Lunch time was coming to a close and we had managed to cover a lot of the material. I was happy that I was able to help him out and also got a refresher for myself.
"Yachi-san, thank you so much for helping me out today. Things make a lot more sense now" he smiled at me. It was an honest smile.
"No problem Yamaguchi-san." I had said it before I realized it and he noticed it too. I guess I just wasn't ready to deepen our friendship yet.
"Hey, I was wondering" he started, "maybe we could do something after practice today. I really enjoyed spending this time with you"
That caught me off guard. Was Yamaguchi interested in me? I was getting nervous. Yamaguchi was a really nice guy but I had never thought about him as more than a friend. And we were barely even that to be honest. I'm just not interested in him as more than that. Maybe I'm overthinking everything. I do that a lot.
"Sorry Yamaguchi" I said. "After practice I'm going to try and talk to Hinata."
"Oh right! I completely forgot about him" he laughed. "Well maybe we can do it some other time"
He continued to laugh and I fear it was a way to mask his frustration. Then he placed his hand on mine. It maybe was there for a second or two. Before I could react and remove my hand I felt my other hand being pulled back.
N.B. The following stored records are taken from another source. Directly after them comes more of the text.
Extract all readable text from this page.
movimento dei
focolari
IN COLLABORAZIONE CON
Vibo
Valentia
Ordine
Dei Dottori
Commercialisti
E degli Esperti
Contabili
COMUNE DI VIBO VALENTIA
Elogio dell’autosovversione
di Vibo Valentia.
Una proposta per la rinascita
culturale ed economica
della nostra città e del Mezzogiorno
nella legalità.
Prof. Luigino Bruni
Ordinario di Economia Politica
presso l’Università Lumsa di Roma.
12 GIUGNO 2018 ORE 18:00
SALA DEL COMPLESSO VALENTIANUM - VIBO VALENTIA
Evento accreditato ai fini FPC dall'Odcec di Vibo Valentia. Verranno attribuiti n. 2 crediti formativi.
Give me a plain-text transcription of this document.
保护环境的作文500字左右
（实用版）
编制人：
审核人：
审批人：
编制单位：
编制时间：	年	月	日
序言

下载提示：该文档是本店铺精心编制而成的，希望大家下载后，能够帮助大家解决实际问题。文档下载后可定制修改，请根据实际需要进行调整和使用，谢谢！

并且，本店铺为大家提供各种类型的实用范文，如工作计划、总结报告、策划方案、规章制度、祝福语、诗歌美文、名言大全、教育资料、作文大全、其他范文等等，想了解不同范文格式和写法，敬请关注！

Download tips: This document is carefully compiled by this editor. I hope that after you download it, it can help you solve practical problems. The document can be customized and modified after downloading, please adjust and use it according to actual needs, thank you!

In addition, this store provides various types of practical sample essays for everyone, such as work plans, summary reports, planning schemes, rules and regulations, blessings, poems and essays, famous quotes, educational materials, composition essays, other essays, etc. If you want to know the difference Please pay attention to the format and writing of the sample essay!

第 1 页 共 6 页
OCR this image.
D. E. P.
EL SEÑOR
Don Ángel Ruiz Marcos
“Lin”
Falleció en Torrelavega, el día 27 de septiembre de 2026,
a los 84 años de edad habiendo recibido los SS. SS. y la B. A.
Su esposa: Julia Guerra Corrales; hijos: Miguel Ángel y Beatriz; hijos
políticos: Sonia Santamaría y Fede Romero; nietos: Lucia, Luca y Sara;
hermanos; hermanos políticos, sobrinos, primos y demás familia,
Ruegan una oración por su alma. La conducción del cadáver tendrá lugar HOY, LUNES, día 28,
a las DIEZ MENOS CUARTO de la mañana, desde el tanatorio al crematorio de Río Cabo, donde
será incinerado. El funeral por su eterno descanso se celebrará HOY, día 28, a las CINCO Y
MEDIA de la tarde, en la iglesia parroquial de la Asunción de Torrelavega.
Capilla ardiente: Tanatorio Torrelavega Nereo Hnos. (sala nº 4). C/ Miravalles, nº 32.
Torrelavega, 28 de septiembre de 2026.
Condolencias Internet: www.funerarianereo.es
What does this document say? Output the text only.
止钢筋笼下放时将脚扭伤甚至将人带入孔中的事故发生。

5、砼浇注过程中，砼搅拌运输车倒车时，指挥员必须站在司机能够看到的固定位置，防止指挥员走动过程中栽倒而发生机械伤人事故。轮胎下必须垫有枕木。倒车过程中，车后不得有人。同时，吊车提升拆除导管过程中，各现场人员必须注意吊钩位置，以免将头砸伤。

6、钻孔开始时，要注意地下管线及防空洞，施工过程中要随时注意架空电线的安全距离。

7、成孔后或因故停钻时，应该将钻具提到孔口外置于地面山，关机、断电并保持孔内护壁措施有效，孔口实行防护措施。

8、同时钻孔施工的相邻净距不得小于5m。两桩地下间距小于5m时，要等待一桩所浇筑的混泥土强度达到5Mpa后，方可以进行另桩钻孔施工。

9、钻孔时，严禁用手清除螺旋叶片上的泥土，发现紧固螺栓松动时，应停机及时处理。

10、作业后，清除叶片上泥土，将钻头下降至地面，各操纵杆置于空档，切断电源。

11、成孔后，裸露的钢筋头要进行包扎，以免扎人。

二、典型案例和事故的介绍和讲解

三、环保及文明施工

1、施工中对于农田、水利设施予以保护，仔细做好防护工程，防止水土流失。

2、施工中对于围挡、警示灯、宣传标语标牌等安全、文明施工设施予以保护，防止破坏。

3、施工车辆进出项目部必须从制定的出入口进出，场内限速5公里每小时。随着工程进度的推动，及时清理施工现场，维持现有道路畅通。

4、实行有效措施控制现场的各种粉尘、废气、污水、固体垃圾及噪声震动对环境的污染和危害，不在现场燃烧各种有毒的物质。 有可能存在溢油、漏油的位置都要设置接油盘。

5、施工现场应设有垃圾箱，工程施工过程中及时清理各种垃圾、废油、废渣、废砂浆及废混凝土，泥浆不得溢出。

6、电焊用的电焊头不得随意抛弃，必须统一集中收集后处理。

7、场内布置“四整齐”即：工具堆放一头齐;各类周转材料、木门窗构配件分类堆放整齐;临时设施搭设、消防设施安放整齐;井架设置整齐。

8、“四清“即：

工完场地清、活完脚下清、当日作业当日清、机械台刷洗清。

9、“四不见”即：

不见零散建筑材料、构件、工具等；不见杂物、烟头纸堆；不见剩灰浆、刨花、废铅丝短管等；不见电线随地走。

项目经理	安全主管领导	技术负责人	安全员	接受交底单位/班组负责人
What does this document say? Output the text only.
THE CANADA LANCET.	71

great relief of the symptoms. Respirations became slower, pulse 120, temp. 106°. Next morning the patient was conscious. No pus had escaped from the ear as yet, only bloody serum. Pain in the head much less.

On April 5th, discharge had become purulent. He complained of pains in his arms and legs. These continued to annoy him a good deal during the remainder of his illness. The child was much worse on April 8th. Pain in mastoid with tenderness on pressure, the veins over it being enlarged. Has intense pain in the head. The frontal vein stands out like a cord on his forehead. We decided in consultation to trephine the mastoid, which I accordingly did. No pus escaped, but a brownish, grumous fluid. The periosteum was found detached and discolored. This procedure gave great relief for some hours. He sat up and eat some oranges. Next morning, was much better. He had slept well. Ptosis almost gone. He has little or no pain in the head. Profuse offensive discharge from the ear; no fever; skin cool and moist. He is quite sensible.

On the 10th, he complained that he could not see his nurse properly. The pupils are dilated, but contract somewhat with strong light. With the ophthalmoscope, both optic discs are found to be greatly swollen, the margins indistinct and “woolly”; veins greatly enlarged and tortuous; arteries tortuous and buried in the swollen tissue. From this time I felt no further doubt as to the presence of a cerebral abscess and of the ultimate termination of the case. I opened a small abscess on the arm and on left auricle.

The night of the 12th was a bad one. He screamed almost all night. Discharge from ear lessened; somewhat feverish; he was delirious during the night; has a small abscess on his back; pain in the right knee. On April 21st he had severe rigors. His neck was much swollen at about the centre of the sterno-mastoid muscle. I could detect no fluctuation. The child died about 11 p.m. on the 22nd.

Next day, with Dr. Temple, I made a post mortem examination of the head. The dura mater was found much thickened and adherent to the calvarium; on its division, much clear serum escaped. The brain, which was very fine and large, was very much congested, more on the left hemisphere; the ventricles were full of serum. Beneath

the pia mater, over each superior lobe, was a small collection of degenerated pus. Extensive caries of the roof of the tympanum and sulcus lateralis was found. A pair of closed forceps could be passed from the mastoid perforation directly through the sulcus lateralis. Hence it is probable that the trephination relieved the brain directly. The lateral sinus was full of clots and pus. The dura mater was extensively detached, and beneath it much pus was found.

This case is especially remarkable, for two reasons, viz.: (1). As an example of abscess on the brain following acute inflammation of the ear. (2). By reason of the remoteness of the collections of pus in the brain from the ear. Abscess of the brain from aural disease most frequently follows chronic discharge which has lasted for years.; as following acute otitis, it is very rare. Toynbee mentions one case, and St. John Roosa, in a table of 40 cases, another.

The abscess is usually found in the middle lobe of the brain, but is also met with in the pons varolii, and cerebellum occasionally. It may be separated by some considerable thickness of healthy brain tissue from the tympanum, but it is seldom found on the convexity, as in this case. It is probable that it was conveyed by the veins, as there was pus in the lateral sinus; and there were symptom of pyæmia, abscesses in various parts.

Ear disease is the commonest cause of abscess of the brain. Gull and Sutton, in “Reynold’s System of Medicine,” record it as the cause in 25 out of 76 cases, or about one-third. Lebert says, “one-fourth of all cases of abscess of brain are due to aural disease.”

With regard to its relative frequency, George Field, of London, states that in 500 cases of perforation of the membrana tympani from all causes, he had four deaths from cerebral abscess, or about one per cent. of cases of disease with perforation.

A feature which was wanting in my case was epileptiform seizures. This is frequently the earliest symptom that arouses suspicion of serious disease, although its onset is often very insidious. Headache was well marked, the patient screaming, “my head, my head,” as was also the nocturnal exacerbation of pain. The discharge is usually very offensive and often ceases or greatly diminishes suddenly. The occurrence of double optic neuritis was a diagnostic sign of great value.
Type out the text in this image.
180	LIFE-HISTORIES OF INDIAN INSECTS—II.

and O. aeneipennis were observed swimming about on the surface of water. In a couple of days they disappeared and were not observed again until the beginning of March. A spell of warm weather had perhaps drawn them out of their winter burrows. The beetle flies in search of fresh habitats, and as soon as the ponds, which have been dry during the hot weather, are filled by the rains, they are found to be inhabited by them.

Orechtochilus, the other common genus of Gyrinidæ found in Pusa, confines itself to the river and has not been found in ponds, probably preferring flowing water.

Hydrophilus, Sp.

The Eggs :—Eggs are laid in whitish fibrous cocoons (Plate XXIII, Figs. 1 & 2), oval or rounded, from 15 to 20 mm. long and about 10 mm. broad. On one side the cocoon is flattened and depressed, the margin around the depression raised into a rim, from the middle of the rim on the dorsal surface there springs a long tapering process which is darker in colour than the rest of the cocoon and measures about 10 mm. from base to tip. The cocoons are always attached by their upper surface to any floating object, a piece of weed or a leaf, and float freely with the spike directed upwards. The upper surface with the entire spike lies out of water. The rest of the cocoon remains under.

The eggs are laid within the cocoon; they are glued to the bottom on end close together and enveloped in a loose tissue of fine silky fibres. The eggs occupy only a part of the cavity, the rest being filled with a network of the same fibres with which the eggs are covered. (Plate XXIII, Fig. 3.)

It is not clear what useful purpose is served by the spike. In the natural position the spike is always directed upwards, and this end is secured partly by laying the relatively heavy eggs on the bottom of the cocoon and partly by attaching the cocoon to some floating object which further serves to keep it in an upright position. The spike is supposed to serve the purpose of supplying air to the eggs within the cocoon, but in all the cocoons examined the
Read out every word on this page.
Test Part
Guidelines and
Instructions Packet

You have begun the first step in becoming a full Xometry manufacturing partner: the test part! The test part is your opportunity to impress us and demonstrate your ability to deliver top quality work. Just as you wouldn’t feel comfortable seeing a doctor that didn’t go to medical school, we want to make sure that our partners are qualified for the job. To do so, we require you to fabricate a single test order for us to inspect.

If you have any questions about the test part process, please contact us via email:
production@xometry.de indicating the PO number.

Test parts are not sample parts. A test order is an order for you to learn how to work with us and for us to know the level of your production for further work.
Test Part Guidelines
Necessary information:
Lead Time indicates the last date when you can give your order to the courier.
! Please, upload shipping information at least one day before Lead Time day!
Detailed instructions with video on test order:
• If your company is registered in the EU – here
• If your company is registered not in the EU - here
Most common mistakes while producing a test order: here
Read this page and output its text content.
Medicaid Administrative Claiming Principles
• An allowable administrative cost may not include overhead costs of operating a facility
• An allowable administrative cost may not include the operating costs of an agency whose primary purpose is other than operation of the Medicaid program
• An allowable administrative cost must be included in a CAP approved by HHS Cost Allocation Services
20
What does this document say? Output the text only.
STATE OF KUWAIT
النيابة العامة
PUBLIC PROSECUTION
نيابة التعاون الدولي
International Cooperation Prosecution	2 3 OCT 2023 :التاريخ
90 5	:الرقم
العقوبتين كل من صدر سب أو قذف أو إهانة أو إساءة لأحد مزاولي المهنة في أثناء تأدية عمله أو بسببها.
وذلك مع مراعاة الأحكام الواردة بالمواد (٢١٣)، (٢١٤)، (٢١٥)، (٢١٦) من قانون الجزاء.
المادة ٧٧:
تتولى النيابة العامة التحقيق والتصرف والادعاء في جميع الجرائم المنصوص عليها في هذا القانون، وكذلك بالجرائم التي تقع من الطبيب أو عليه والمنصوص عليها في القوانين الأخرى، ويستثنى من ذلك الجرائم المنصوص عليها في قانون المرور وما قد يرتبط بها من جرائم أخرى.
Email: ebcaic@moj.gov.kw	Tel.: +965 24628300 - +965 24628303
I turned to see the reason and I just saw his back as he pulled me out of the chair and then out of the library all together. He continued to guide me through the school and I could just see all the students just looking at us. It was just like the time he dragged me so I could tell my mom I was going to be manager. Except this was 100 times more nerve-wracking for some reason. I just felt all the eyes on us and he still hadn't said anything.
We found ourselves outside the school and by the bicycle racks. He unlocked his and turned to me.
"Get on" he said to me. "Please."
He stared at me with his piercing eyes. A look I had seen before and had always sent chills down my spine. For some reason it didn't this time. There was something else in his eyes. It wasn't the normal air of intimidation. They had a gentle glow to them. They made me feel safe. So safe that I didn't even argue despite how confusing the last few minutes had been. I just got on the bike and wrapped my arms around his waist as we started moving.
I had no idea where we were headed. I knew it would be ok though. I was with him after all.
A/N: I apologize that it took so long to update this story. My father has been in the hospital for the last couple of weeks and things have been pretty hectic. I also got my work shift switched to graveyard so I haven't had much time to write. I realized that I find comfort in writing so I'm going to try to keep to a more organized schedule. I appreciate all those who have taken the time to read my little story.